定食屋で昼食を頼んだら、彼女が急に再開発の話をはじめた。以前、西荻窪の再開発のことを話したことがあって、それを思い出したようだった。そこは初めて行った魚の定食屋さんで、彼女はカツオのたたき丼定食を、私は日替わりの焼き魚定食を注文し、待っているところだった。

西荻窪は再開発しなくてもいいと思うけど、すべての再開発が悪いわけじゃなくて、たとえば私は立川の街が好きだけど、あれは再開発の成功例じゃない?ということを言った。彼女が小平に住んでいたときには二人でよく行っており、私も立川が好きだった。

私は、再開発が必要な場合もあるとは思うけれど、例えば再開発でチェーン店が流入してくることによって東京との経済的な主従関係ができてしまったり、街の歴史が断絶してしまうと数十年後に再び再開発が必要になることが多いという一般論を話した。彼女には特定の答えを期待していたわけではなかったようで、肯定とも否定ともいえない感じの反応だった。結局、再開発が嬉しい人もそうでない人もいて、立場によって感じ方は違うのかもね、という地点に結論を着地をさせたところで、定食が届いた。

私の定食は日替わりの割には普通の味で、大げさに言えば期待外れだった。彼女の食べるカツオのたたきは美味しいようで、そちらを注文すべきだったと後悔しながら食べた。私はごはんを、彼女は味噌汁をおかわりした。
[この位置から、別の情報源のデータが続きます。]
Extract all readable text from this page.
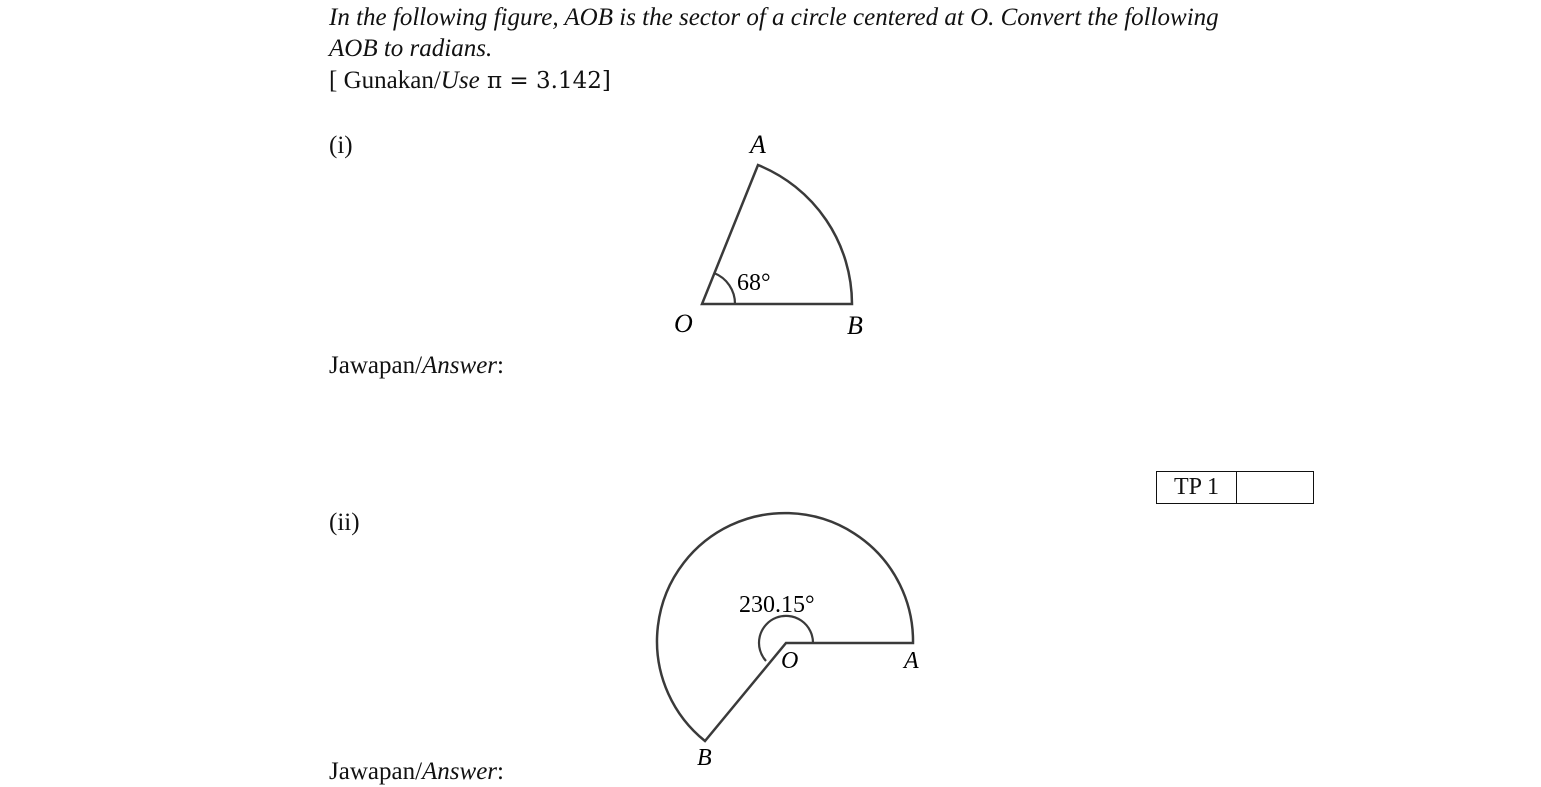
In the following figure, AOB is the sector of a circle centered at O. Convert the following
AOB to radians.
[ Gunakan/Use π = 3.142]
(i)
68°
A
O	B
230.15°
O	A
B
Jawapan/Answer:
TP 1
(ii)
Jawapan/Answer:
そのあと彼女が散歩したいと言いだして暑い中二人で一駅ぶん歩いた。汗だくで入った喫茶店でクリームソーダを食べ、電車の窓から手を振ってさよならをした。はじめは気乗りしなかった散歩も歩いているうちに楽しくなったが、家に着くと疲労がどっと出て、部屋の中でのびてしまった。でも後悔しているわけではない。賛成・反対や損・得の境界というのは曖昧でベチャっとしているものなのかもしれない。結局、なぜ急に再開発の話になったのかはわからなかった。